Tuesday, November 15, 2011

Math Scores Continue to Improve

A summary of the just-released NAEP data, showing small progress – but also underscoring how far we have to go:

The nation's elementary-school children notched the highest scores ever recorded on national math exams this year, continuing a 20-year trend of improvement, according to test data released Tuesday.

But results from the 2011 National Assessment of Educational Progress were tempered by mixed scores on the reading exam. While U.S. eighth-graders showed slight improvement since 2009, fourth-grade scores didn't budge. Over the last two decades, reading's improvement at both grades has been lackluster.

David Driscoll, chair of the National Assessment Governing Board, which develops the exam, applauded the math achievement and the tiny uptick in eighth-grade reading but said he was "concerned about the stalled performance" in fourth-grade reading. "We must now find a way to...accelerate student progress in both subjects," he said in a prepared statement.

U.S. fourth-graders notched 241 points on the math exam, one-point higher than in 2009 and 28 points higher than in 1990. The test is scored on a 0-500 point scale.
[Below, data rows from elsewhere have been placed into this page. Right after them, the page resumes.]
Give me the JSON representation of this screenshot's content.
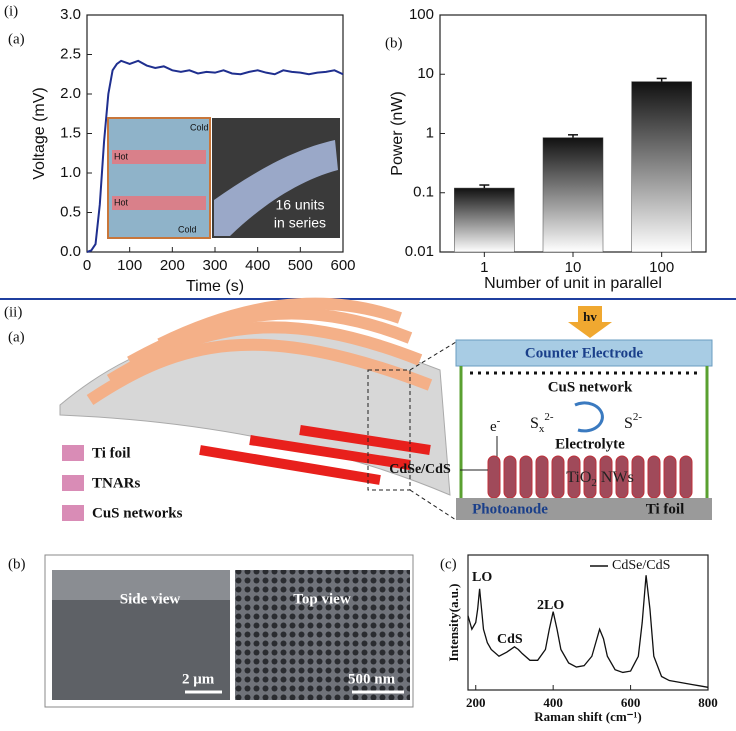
{
  "panel_labels": {
    "part_i": "(i)",
    "i_a": "(a)",
    "i_b": "(b)",
    "part_ii": "(ii)",
    "ii_a": "(a)",
    "ii_b": "(b)",
    "ii_c": "(c)"
  },
  "chart_data": [
    {
      "type": "line",
      "xlabel": "Time (s)",
      "ylabel": "Voltage (mV)",
      "color": "#1f2f8f",
      "x": [
        0,
        10,
        20,
        30,
        40,
        50,
        60,
        70,
        80,
        100,
        120,
        140,
        160,
        180,
        200,
        220,
        240,
        260,
        280,
        300,
        320,
        340,
        360,
        380,
        400,
        420,
        440,
        460,
        480,
        500,
        520,
        540,
        560,
        580,
        600
      ],
      "values": [
        0,
        0.02,
        0.1,
        0.6,
        1.4,
        2.0,
        2.3,
        2.38,
        2.42,
        2.38,
        2.42,
        2.36,
        2.33,
        2.35,
        2.3,
        2.28,
        2.3,
        2.26,
        2.28,
        2.27,
        2.3,
        2.26,
        2.25,
        2.28,
        2.3,
        2.27,
        2.25,
        2.3,
        2.28,
        2.27,
        2.25,
        2.27,
        2.28,
        2.3,
        2.25
      ],
      "xlim": [
        0,
        600
      ],
      "xticks": [
        0,
        100,
        200,
        300,
        400,
        500,
        600
      ],
      "ylim": [
        0,
        3
      ],
      "yticks": [
        {
          "value": 0,
          "label": "0.0"
        },
        0.5,
        {
          "value": 1,
          "label": "1.0"
        },
        1.5,
        {
          "value": 2,
          "label": "2.0"
        },
        2.5,
        {
          "value": 3,
          "label": "3.0"
        }
      ]
    },
    {
      "type": "bar",
      "xlabel": "Number of unit in parallel",
      "ylabel": "Power (nW)",
      "color": "#111111",
      "log_scale": true,
      "categories": [
        "1",
        "10",
        "100"
      ],
      "values": [
        0.12,
        0.85,
        7.5
      ],
      "errors": [
        0.015,
        0.1,
        1.0
      ],
      "ylim": [
        0.01,
        100
      ],
      "yticks": [
        0.01,
        0.1,
        1,
        10,
        100
      ]
    },
    {
      "type": "line",
      "xlabel": "Raman shift (cm⁻¹)",
      "ylabel": "Intensity(a.u.)",
      "x": [
        180,
        190,
        200,
        205,
        210,
        215,
        220,
        230,
        240,
        260,
        280,
        300,
        310,
        320,
        340,
        360,
        380,
        390,
        400,
        410,
        420,
        440,
        460,
        480,
        500,
        510,
        520,
        530,
        540,
        560,
        580,
        600,
        620,
        630,
        640,
        650,
        660,
        680,
        700,
        720,
        740,
        760,
        780,
        800
      ],
      "series": [
        {
          "name": "CdSe/CdS",
          "color": "#111111",
          "values": [
            0.55,
            0.45,
            0.5,
            0.6,
            0.75,
            0.6,
            0.45,
            0.35,
            0.3,
            0.25,
            0.28,
            0.32,
            0.3,
            0.27,
            0.22,
            0.22,
            0.3,
            0.45,
            0.58,
            0.45,
            0.3,
            0.2,
            0.17,
            0.18,
            0.25,
            0.35,
            0.45,
            0.38,
            0.25,
            0.15,
            0.13,
            0.14,
            0.25,
            0.5,
            0.85,
            0.6,
            0.25,
            0.1,
            0.07,
            0.06,
            0.05,
            0.04,
            0.03,
            0.02
          ]
        }
      ],
      "xlim": [
        180,
        800
      ],
      "xticks": [
        200,
        400,
        600,
        800
      ],
      "ylim": [
        0,
        1
      ],
      "annotations": [
        "LO",
        "CdS",
        "2LO"
      ]
    }
  ],
  "inset": {
    "cold": "Cold",
    "hot": "Hot",
    "caption_1": "16 units",
    "caption_2": "in series"
  },
  "diagram": {
    "light": "hv",
    "counter_electrode": "Counter Electrode",
    "cus_network": "CuS network",
    "sx": {
      "base": "S",
      "sub": "x",
      "sup": "2-"
    },
    "s2": {
      "base": "S",
      "sup": "2-"
    },
    "electrolyte": "Electrolyte",
    "electron": {
      "base": "e",
      "sup": "-"
    },
    "cdse_cds": "CdSe/CdS",
    "tio2": {
      "base": "TiO",
      "sub": "2",
      "rest": "NWs"
    },
    "photoanode": "Photoanode",
    "ti_foil": "Ti foil",
    "legend": [
      "Ti foil",
      "TNARs",
      "CuS networks"
    ]
  },
  "micrographs": {
    "side": "Side view",
    "top": "Top view",
    "side_scale": "2 μm",
    "top_scale": "500 nm"
  }
}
Eighth-graders scored 284 points, one point higher than in 2009 and 21 points more than in 1990, the first time the current math exam was given.

By contrast, fourth-grade reading has been stuck at 221 since 2007 and has jumped only four points since 1992, the first year the current reading exam was administered. The eighth-grade score was 265, one point higher than in 2009 and five points higher than 1992.

Here's the Center for Eduction Reform's take:


U.S. Gets an "F" for Flatline in Nation's Report Card


WASHINGTON, DC -- Barely 40 percent of the nation's 4th- and 8th-grade students are proficient in math and reading, an alarming statistic that would be considered failure in any grade, any school or on any state report card.

The results of the 2011 National Assessment of Education Progress (Commonly called "The Nations' Report Card") showed a statistically insignificant gain of 1 percentage point over 2009 scores. Nationwide only 13 states showed any significant progress at all. The District of Columbia is one of the only states to increase in both 4th- and 8th-grade math and reading scores, but it still lags behind most other states and its students achieve only 21percent on reading in 4th-grade and 17percent on 8th-grade math.

"Our nation's students can't afford for us to sit idly by while another year passes with relatively no improvements. The Nation's Report Card demonstrates the status quo does not work," said Jeanne Allen, president of The Center for Education Reform. "We must overhaul our educational system. We need revolutionary change, if we want to break free from the failing trends of the past and truly celebrate student achievement."

Allen continued, "As a nation, we are well behind our educational goals and student achievement continues to flatline. In two years, since the last release Report Card, math and reading scores have shown little to no improvement."

Forty-two states have shown no significant improvement on either test since 2009. Closing the achievement gap also seems to be impossible, with the gap between white and black students decreasing by only one point to a 25-point gap. The gap between white and Hispanic students was also 20 points or higher across all assessments. In reading, 4th-grade students stayed the same since 2009 and 8th graders only marginally improved.

"While we remain stuck in mediocrity, other nations are gaining on, if not surpassing, the U.S. in the global economy. How can we compete when our complacent education system is satisfied with nearly a third of our children failing to achieve even basic knowledge in math and reading? The longer we wait – the longer we let achievement flatline – the further we'll find ourselves at the bottom of the list of powerful, even worth mentioning, economies," said Allen.